One “panic” bowl gives out a deafening screech like scraping a blackboard and is used for exorcism.

Although his musical career began with drums he now shuns them. He explained “Drums and cowbells have a short resonance, meaning rhythm, meaning time. And time means worldly consciousness. But instruments which ring on for a long period mean the listener can move into non-time consciousness.”

If you find all this a little too way-out and hard to take then it might also be difficult to accept that Frank has come by many of his ancient instruments through tip-offs from “the other world.”

Once a voice told him to go to Portobello market where he’d find some bells. Sure enough he was able to buy three 300-year-old Japanese temple bells. . . from a crockery stall.
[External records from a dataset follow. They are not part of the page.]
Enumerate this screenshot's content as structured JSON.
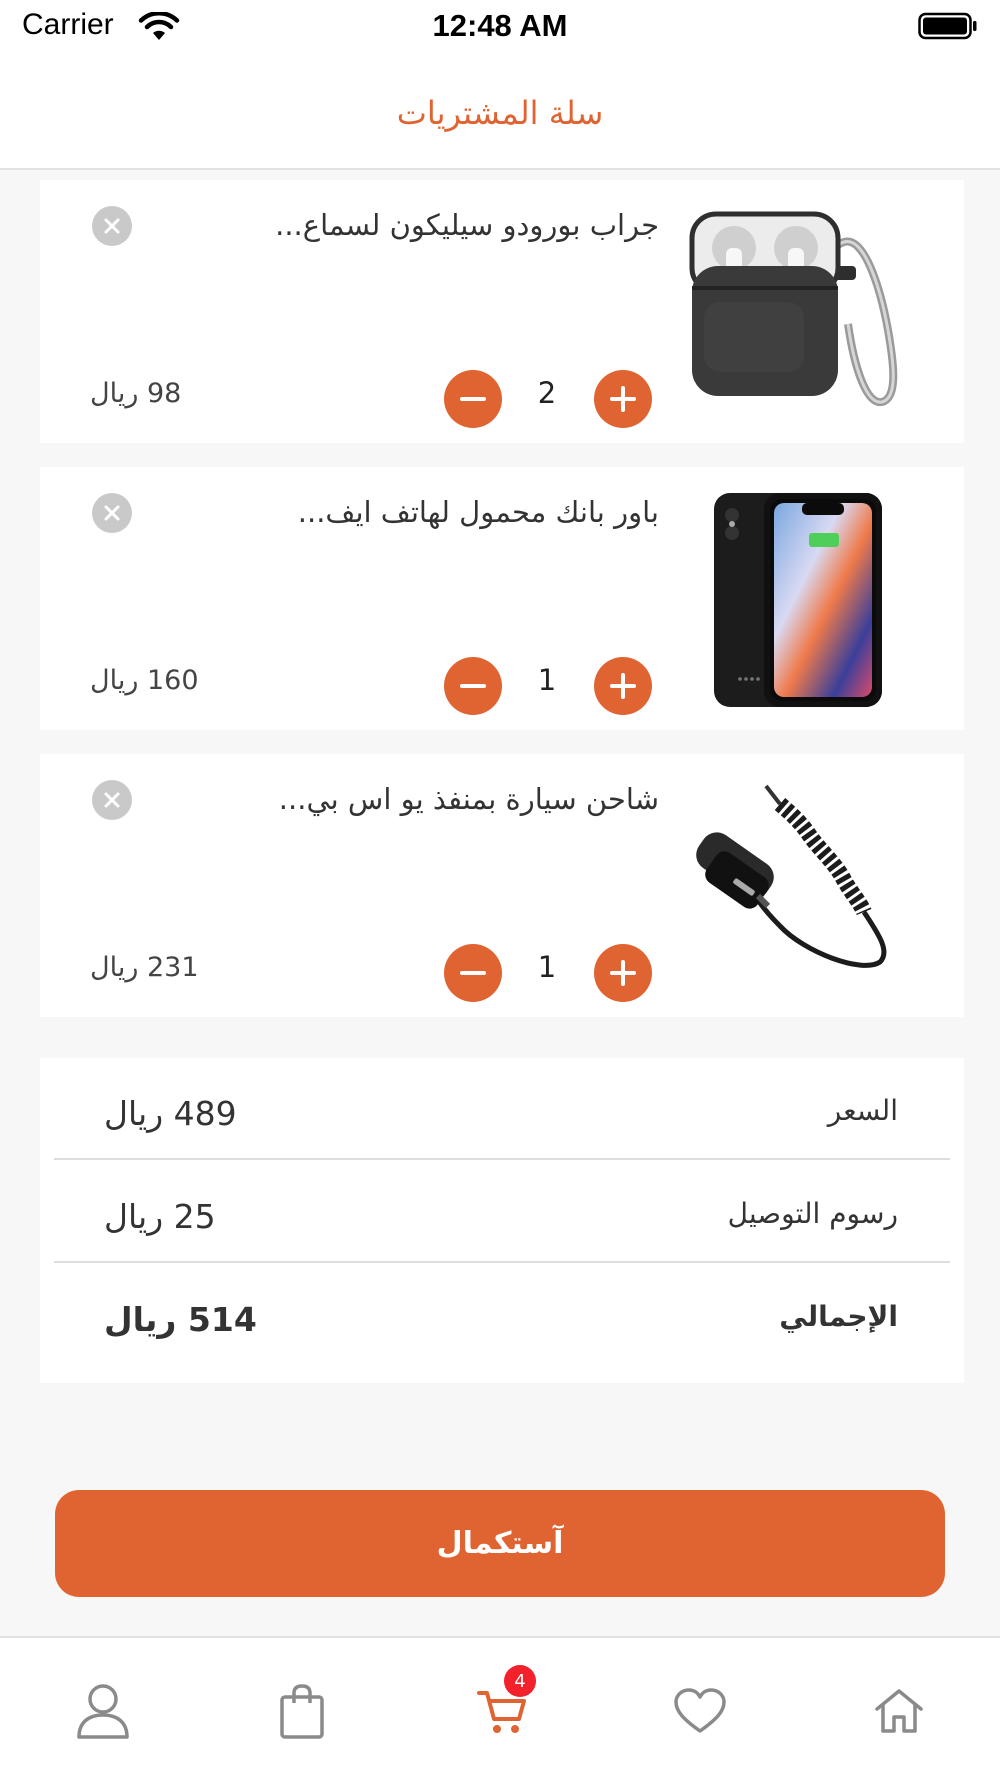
{
  "status_bar": {
    "carrier": "Carrier",
    "time": "12:48 AM"
  },
  "header": {
    "title": "سلة المشتريات"
  },
  "cart": {
    "items": [
      {
        "name": "جراب بورودو سيليكون لسماع...",
        "quantity": "2",
        "price": "98 ريال",
        "image": "airpods-case-image"
      },
      {
        "name": "باور بانك محمول لهاتف ايف...",
        "quantity": "1",
        "price": "160 ريال",
        "image": "phone-battery-case-image"
      },
      {
        "name": "شاحن سيارة بمنفذ يو اس بي...",
        "quantity": "1",
        "price": "231 ريال",
        "image": "car-charger-image"
      }
    ]
  },
  "summary": {
    "subtotal_label": "السعر",
    "subtotal_value": "489 ريال",
    "delivery_label": "رسوم التوصيل",
    "delivery_value": "25 ريال",
    "total_label": "الإجمالي",
    "total_value": "514 ريال"
  },
  "checkout": {
    "label": "آستكمال"
  },
  "tab_bar": {
    "items": [
      "profile-icon",
      "bag-icon",
      "cart-icon",
      "heart-icon",
      "home-icon"
    ],
    "cart_badge": "4",
    "active_color": "#e06432",
    "inactive_color": "#8a8a8a"
  },
  "colors": {
    "accent": "#e06432",
    "badge": "#f2212c"
  }
}
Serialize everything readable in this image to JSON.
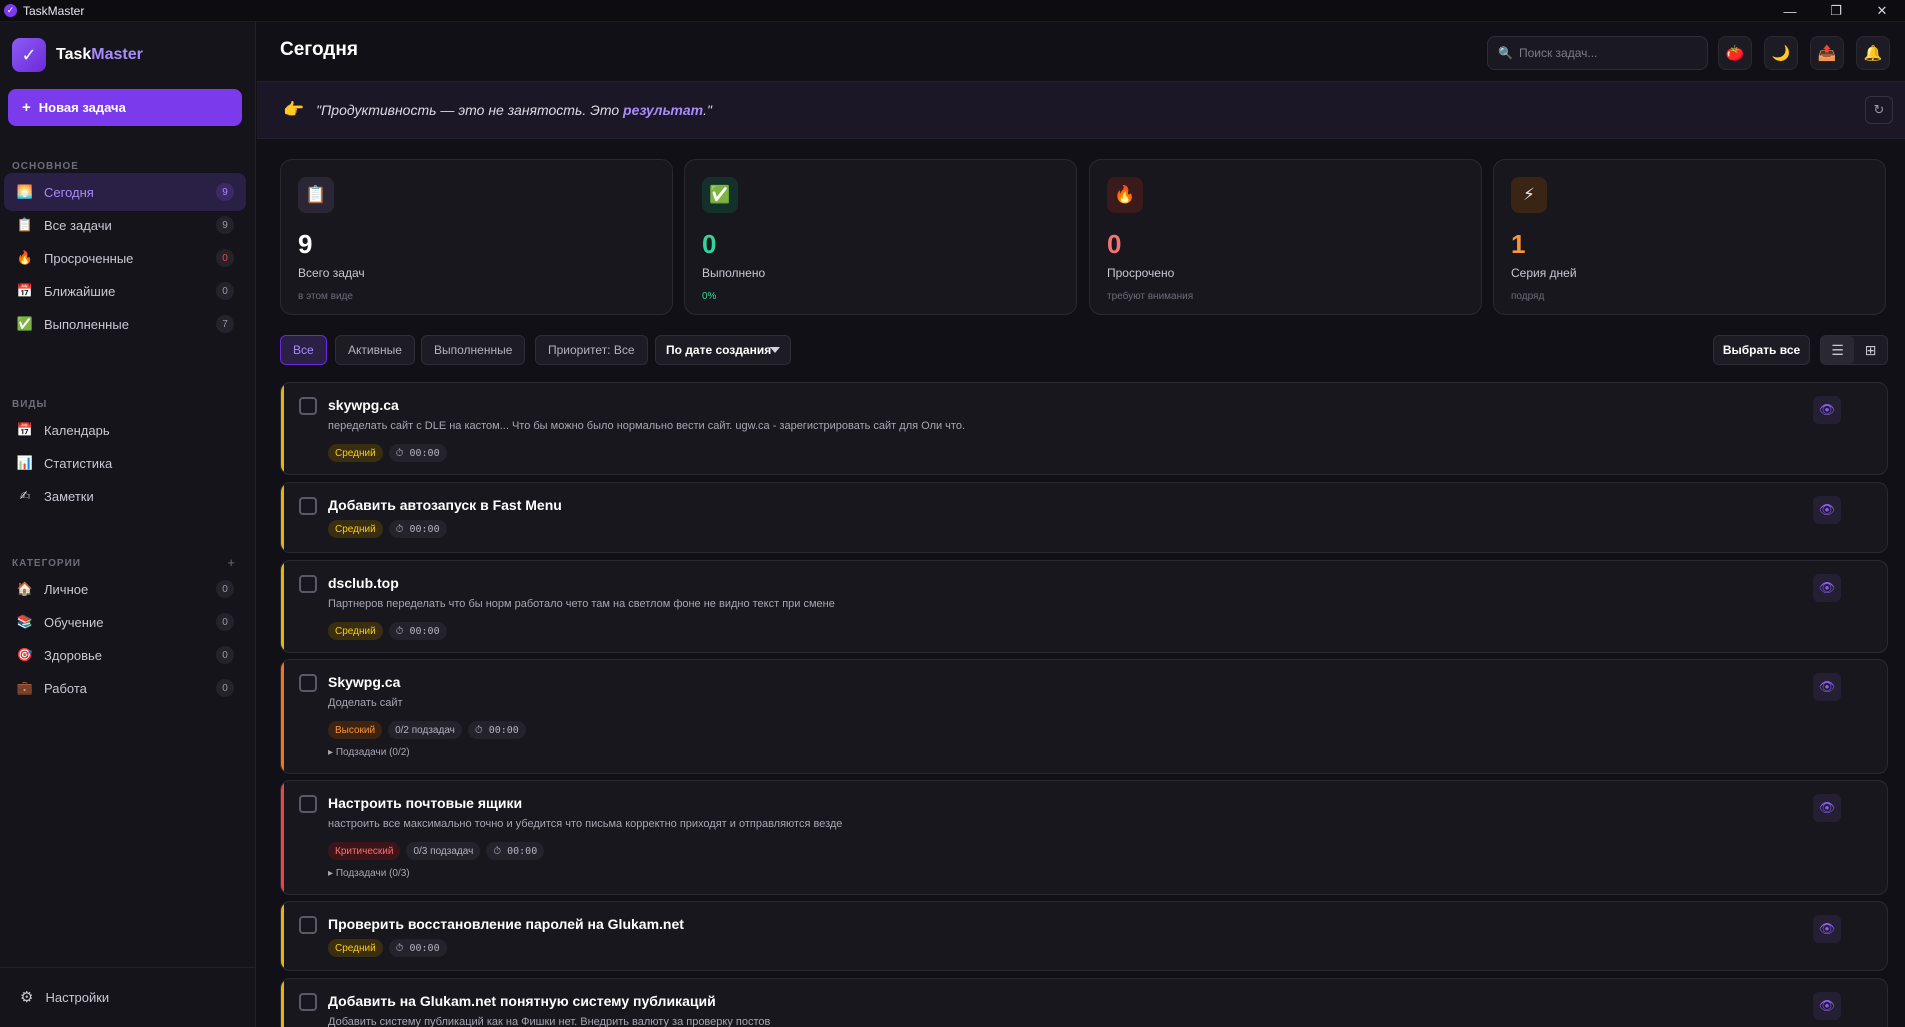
{
  "window": {
    "title": "TaskMaster",
    "minimize": "—",
    "maximize": "❐",
    "close": "✕"
  },
  "sidebar": {
    "brand_prefix": "Task",
    "brand_suffix": "Master",
    "new_task_label": "Новая задача",
    "section_main": "ОСНОВНОЕ",
    "section_views": "ВИДЫ",
    "section_categories": "КАТЕГОРИИ",
    "main_items": [
      {
        "label": "Сегодня",
        "count": "9",
        "icon": "sunrise-icon",
        "glyph": "🌅"
      },
      {
        "label": "Все задачи",
        "count": "9",
        "icon": "clipboard-icon",
        "glyph": "📋"
      },
      {
        "label": "Просроченные",
        "count": "0",
        "icon": "fire-icon",
        "glyph": "🔥"
      },
      {
        "label": "Ближайшие",
        "count": "0",
        "icon": "calendar-icon",
        "glyph": "📅"
      },
      {
        "label": "Выполненные",
        "count": "7",
        "icon": "check-box-icon",
        "glyph": "✅"
      }
    ],
    "view_items": [
      {
        "label": "Календарь",
        "icon": "calendar-icon",
        "glyph": "📅"
      },
      {
        "label": "Статистика",
        "icon": "bar-chart-icon",
        "glyph": "📊"
      },
      {
        "label": "Заметки",
        "icon": "writing-hand-icon",
        "glyph": "✍"
      }
    ],
    "category_items": [
      {
        "label": "Личное",
        "count": "0",
        "icon": "house-icon",
        "glyph": "🏠"
      },
      {
        "label": "Обучение",
        "count": "0",
        "icon": "books-icon",
        "glyph": "📚"
      },
      {
        "label": "Здоровье",
        "count": "0",
        "icon": "target-icon",
        "glyph": "🎯"
      },
      {
        "label": "Работа",
        "count": "0",
        "icon": "briefcase-icon",
        "glyph": "💼"
      }
    ],
    "settings_label": "Настройки"
  },
  "header": {
    "title": "Сегодня",
    "search_placeholder": "Поиск задач..."
  },
  "quote": {
    "before": "\"Продуктивность — это не занятость. Это ",
    "highlight": "результат",
    "after": ".\""
  },
  "stats": [
    {
      "value": "9",
      "label": "Всего задач",
      "sub": "в этом виде",
      "icon": "clipboard-icon",
      "glyph": "📋",
      "color": "#ffffff",
      "bg": "#2a2635",
      "sub_color": "#6e6c78"
    },
    {
      "value": "0",
      "label": "Выполнено",
      "sub": "0%",
      "icon": "check-box-icon",
      "glyph": "✅",
      "color": "#34d399",
      "bg": "#14302a",
      "sub_color": "#34d399"
    },
    {
      "value": "0",
      "label": "Просрочено",
      "sub": "требуют внимания",
      "icon": "fire-icon",
      "glyph": "🔥",
      "color": "#f87171",
      "bg": "#3a1a1a",
      "sub_color": "#6e6c78"
    },
    {
      "value": "1",
      "label": "Серия дней",
      "sub": "подряд",
      "icon": "lightning-icon",
      "glyph": "⚡",
      "color": "#fb923c",
      "bg": "#3a2414",
      "sub_color": "#6e6c78"
    }
  ],
  "filters": {
    "all": "Все",
    "active": "Активные",
    "done": "Выполненные",
    "priority": "Приоритет: Все",
    "sort": "По дате создания",
    "select_all": "Выбрать все"
  },
  "tasks": [
    {
      "title": "skywpg.ca",
      "desc": "переделать сайт с DLE на кастом... Что бы можно было нормально вести сайт. ugw.ca - зарегистрировать сайт для Оли что.",
      "priority": "Средний",
      "priority_class": "med",
      "subtasks_badge": "",
      "timer": "00:00",
      "subtasks_toggle": "",
      "accent": "#eab308"
    },
    {
      "title": "Добавить автозапуск в Fast Menu",
      "desc": "",
      "priority": "Средний",
      "priority_class": "med",
      "subtasks_badge": "",
      "timer": "00:00",
      "subtasks_toggle": "",
      "accent": "#eab308"
    },
    {
      "title": "dsclub.top",
      "desc": "Партнеров переделать что бы норм работало чето там на светлом фоне не видно текст при смене",
      "priority": "Средний",
      "priority_class": "med",
      "subtasks_badge": "",
      "timer": "00:00",
      "subtasks_toggle": "",
      "accent": "#eab308"
    },
    {
      "title": "Skywpg.ca",
      "desc": "Доделать сайт",
      "priority": "Высокий",
      "priority_class": "high",
      "subtasks_badge": "0/2 подзадач",
      "timer": "00:00",
      "subtasks_toggle": "Подзадачи (0/2)",
      "accent": "#f97316"
    },
    {
      "title": "Настроить почтовые ящики",
      "desc": "настроить все максимально точно и убедится что письма корректно приходят и отправляются везде",
      "priority": "Критический",
      "priority_class": "crit",
      "subtasks_badge": "0/3 подзадач",
      "timer": "00:00",
      "subtasks_toggle": "Подзадачи (0/3)",
      "accent": "#ef4444"
    },
    {
      "title": "Проверить восстановление паролей на Glukam.net",
      "desc": "",
      "priority": "Средний",
      "priority_class": "med",
      "subtasks_badge": "",
      "timer": "00:00",
      "subtasks_toggle": "",
      "accent": "#eab308"
    },
    {
      "title": "Добавить на Glukam.net понятную систему публикаций",
      "desc": "Добавить систему публикаций как на Фишки нет. Внедрить валюту за проверку постов",
      "priority": "",
      "priority_class": "med",
      "subtasks_badge": "",
      "timer": "",
      "subtasks_toggle": "",
      "accent": "#eab308"
    }
  ]
}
It’s not unusual for a unknown yogi to approach him in the street and hand over some sacred bell which he insists on giving as part of some cosmic plan.

Other instruments come less mysteriously – like the Chinese bell tree which he bought after spotting the five bells on the door of a violin shop in Edinburgh.

Among Frank’s many other talents is painting – he has a wall full of “planetary mandalas,” coloured meditation patterns to help him explorer connections between colour, sound and healing energies.

He must also be the only Advertiser reader who is an expert in the art of Mongolian Xhoomij chanting – an uncanny ability to sing different pitched notes at the same time by varying the shape of his mouth cavity.

To keep Frank on “the path” is Lom Phook Trenglam, “a Shamanistic Tibetan who was upon earth several thousand years before Buddhism came to Tibet.”

He says Lom Phook and his other discarnate guides, including a Red Indian, are merely helpers.

He said: “I have complete free will. I’m still an individual. I’m a co-operator with them. I’m not controlled – I’m led.”